Suggested commands include using network traffic inspection tools or web server logs to filter for such requests. For example, using grep on server logs to find requests with suspicious Authorization headers or query strings:

  • grep -i 'Authorization:' /var/log/litellm/access.log | grep -E 'Bearer|Basic|OAuth2|UserAPIKeyAuth'
  • grep '\?.well-known' /var/log/litellm/access.log
  • Using network packet capture tools like tcpdump or Wireshark to filter HTTP requests to MCP endpoints and analyze Authorization headers for anomalies.

Additionally, monitoring for 401 or 403 responses followed by successful access without valid credentials could indicate exploitation attempts.

Mitigation Strategies

The primary mitigation is to upgrade LiteLLM to version 1.84.0 or later, where the vulnerability is fixed by enforcing strict authentication checks and OAuth2 fallback restrictions.

If upgrading immediately is not possible, temporary workarounds include disabling MCP routes or blocking access to MCP endpoints at the reverse proxy or API gateway level to prevent unauthenticated access.

Ensure that any OAuth2 fallback mechanisms are only enabled when all targeted MCP servers are explicitly configured for OAuth2 authentication, preventing fallback to anonymous sessions.

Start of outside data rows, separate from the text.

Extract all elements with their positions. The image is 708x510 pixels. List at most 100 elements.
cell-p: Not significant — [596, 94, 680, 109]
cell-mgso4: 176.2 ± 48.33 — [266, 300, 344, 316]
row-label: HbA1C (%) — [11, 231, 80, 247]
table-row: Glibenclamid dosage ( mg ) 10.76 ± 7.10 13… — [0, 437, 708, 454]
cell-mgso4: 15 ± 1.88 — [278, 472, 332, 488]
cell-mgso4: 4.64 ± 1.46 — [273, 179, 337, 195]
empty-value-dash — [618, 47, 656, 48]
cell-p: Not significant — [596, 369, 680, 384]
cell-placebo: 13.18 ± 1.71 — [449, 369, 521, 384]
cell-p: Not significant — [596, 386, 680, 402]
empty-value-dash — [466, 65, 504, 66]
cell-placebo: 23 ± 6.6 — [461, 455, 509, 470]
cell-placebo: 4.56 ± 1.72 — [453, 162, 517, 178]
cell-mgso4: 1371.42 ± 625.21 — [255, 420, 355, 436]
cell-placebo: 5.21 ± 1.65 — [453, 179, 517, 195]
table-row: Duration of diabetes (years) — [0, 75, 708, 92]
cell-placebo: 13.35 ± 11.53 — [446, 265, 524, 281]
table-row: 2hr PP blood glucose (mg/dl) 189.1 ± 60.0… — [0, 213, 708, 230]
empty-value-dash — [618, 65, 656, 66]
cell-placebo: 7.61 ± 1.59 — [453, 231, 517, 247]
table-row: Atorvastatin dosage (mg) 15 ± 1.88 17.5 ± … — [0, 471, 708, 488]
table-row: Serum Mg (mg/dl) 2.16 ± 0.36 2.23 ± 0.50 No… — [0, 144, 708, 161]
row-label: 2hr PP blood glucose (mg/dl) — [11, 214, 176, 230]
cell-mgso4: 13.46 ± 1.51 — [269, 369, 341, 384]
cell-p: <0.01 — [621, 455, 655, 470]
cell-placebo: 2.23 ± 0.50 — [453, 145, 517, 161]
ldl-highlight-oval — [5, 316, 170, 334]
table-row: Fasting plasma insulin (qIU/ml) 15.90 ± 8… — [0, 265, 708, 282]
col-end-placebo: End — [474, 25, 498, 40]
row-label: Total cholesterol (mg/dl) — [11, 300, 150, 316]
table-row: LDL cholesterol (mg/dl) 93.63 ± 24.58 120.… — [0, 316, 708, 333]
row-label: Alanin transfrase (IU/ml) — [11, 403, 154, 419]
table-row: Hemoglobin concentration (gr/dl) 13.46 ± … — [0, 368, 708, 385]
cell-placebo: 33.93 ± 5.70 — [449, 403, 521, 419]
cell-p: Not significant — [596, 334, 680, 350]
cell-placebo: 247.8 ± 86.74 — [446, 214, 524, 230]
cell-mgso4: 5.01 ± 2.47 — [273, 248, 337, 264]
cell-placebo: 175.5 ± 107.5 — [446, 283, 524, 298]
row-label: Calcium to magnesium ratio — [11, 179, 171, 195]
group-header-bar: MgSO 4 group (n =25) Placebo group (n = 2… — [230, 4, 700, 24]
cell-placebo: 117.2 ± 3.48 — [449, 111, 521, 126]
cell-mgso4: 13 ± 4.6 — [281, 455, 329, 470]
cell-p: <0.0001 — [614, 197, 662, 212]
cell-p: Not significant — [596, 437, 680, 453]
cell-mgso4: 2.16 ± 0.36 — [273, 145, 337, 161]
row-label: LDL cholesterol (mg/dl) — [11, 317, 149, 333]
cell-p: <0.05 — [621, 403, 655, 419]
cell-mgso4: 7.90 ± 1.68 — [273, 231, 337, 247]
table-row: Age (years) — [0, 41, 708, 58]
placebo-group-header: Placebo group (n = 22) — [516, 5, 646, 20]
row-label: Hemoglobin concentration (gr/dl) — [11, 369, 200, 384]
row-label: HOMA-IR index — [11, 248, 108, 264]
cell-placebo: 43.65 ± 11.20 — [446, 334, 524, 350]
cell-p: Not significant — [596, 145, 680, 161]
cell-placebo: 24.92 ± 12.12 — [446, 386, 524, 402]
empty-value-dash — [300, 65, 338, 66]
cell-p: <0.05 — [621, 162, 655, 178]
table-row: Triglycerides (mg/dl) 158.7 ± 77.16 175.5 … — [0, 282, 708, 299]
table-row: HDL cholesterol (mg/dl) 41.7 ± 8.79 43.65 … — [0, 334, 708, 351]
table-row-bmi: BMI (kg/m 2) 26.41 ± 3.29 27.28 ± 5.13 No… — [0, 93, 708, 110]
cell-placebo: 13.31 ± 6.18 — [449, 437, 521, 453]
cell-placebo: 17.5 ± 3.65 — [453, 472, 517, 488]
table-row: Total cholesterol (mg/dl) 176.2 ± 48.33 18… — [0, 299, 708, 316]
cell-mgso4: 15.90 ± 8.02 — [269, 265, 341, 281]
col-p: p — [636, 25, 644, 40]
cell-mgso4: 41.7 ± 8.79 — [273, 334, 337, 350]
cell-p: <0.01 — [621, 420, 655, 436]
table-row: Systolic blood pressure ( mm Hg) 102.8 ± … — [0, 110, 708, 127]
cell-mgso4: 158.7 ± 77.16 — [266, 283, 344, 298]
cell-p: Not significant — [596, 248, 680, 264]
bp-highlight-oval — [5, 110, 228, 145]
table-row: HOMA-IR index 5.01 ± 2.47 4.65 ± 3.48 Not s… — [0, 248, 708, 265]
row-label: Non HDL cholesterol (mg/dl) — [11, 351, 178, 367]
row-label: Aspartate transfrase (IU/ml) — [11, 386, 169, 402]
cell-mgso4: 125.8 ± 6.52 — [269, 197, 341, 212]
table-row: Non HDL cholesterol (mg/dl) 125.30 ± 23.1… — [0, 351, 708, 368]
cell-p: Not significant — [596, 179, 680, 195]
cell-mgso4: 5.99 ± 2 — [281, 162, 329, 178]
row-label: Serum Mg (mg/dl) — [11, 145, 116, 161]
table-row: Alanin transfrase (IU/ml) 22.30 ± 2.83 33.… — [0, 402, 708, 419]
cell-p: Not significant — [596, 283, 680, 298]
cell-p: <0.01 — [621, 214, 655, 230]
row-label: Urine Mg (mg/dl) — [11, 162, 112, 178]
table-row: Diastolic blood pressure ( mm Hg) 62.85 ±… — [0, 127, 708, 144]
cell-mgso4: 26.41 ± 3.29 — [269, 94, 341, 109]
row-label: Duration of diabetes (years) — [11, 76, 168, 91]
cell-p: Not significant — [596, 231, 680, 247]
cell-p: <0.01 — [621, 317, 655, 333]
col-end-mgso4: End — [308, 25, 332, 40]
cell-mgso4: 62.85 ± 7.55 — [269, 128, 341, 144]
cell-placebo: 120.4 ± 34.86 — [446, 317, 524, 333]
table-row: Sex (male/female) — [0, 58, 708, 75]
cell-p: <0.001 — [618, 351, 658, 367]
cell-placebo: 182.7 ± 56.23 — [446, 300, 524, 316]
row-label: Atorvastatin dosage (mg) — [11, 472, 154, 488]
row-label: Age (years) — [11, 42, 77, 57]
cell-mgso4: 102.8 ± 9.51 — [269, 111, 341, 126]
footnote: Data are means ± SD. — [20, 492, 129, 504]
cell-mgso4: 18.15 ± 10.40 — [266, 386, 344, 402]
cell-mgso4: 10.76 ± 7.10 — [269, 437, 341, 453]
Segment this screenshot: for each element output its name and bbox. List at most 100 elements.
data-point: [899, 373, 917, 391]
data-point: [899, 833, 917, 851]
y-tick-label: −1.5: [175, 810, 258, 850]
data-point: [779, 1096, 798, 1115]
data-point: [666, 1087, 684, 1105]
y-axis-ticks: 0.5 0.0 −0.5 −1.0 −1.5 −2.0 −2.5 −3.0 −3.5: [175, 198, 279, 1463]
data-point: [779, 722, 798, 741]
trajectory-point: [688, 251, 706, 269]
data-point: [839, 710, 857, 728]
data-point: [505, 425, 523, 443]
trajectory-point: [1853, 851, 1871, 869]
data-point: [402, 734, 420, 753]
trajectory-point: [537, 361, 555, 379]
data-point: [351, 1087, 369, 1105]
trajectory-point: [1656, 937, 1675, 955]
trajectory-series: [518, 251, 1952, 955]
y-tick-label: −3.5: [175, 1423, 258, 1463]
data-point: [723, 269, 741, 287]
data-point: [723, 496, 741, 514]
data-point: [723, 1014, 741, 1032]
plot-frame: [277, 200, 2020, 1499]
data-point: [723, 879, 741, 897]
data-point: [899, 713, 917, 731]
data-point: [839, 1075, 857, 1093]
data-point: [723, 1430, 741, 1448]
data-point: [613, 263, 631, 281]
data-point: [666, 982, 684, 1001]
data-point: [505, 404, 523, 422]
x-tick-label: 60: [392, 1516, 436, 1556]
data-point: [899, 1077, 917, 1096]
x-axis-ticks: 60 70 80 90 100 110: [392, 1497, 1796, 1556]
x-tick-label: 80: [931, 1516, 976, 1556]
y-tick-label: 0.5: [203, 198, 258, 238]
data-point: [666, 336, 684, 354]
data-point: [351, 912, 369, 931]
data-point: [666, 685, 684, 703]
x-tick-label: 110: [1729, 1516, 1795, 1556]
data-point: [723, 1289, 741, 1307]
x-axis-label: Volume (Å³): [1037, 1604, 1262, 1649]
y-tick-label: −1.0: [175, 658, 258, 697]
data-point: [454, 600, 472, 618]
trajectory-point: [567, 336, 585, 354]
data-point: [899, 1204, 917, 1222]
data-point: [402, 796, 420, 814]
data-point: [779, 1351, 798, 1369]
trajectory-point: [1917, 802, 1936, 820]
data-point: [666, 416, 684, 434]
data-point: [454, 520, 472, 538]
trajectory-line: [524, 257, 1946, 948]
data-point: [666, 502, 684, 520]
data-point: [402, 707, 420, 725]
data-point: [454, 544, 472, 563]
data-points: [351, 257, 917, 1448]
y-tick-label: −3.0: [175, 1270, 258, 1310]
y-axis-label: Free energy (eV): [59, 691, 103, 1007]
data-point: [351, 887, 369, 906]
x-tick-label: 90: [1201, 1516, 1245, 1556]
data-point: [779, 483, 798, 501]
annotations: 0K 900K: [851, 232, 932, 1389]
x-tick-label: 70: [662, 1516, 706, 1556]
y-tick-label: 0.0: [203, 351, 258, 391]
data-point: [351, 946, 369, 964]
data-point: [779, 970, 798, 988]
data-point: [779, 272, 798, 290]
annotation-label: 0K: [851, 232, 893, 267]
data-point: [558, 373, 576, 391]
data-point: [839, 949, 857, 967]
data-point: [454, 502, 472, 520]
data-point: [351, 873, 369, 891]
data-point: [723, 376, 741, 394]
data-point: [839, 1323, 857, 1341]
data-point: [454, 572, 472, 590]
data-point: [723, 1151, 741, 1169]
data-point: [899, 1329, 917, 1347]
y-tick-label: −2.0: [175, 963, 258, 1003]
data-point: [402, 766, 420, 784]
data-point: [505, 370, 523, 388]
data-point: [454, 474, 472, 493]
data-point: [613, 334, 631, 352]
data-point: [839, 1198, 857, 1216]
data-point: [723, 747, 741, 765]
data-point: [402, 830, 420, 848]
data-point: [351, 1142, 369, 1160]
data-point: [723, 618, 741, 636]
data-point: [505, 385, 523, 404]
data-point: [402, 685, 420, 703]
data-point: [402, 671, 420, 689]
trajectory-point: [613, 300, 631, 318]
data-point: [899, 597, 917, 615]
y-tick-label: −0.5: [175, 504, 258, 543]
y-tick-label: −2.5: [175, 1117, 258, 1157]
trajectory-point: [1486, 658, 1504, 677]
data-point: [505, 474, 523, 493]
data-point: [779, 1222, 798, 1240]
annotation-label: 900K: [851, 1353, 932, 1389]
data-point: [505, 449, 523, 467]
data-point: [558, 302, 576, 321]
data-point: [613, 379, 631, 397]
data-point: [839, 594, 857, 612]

Review and tighten access controls and authentication configurations on MCP endpoints to avoid accepting fabricated or malformed Authorization headers.

Compliance Impact

The vulnerability allows unauthenticated attackers to bypass authentication and access MCP tooling and connected services through the LiteLLM proxy server. This unauthorized access could lead to exposure or misuse of sensitive data handled by these services.

Such unauthorized access risks violating data protection and privacy requirements found in common standards and regulations like GDPR and HIPAA, which mandate strict access controls and protection of personal and sensitive information.

Therefore, until the vulnerability is fixed or mitigated, affected systems may be non-compliant with these regulations due to the increased risk of unauthorized data access.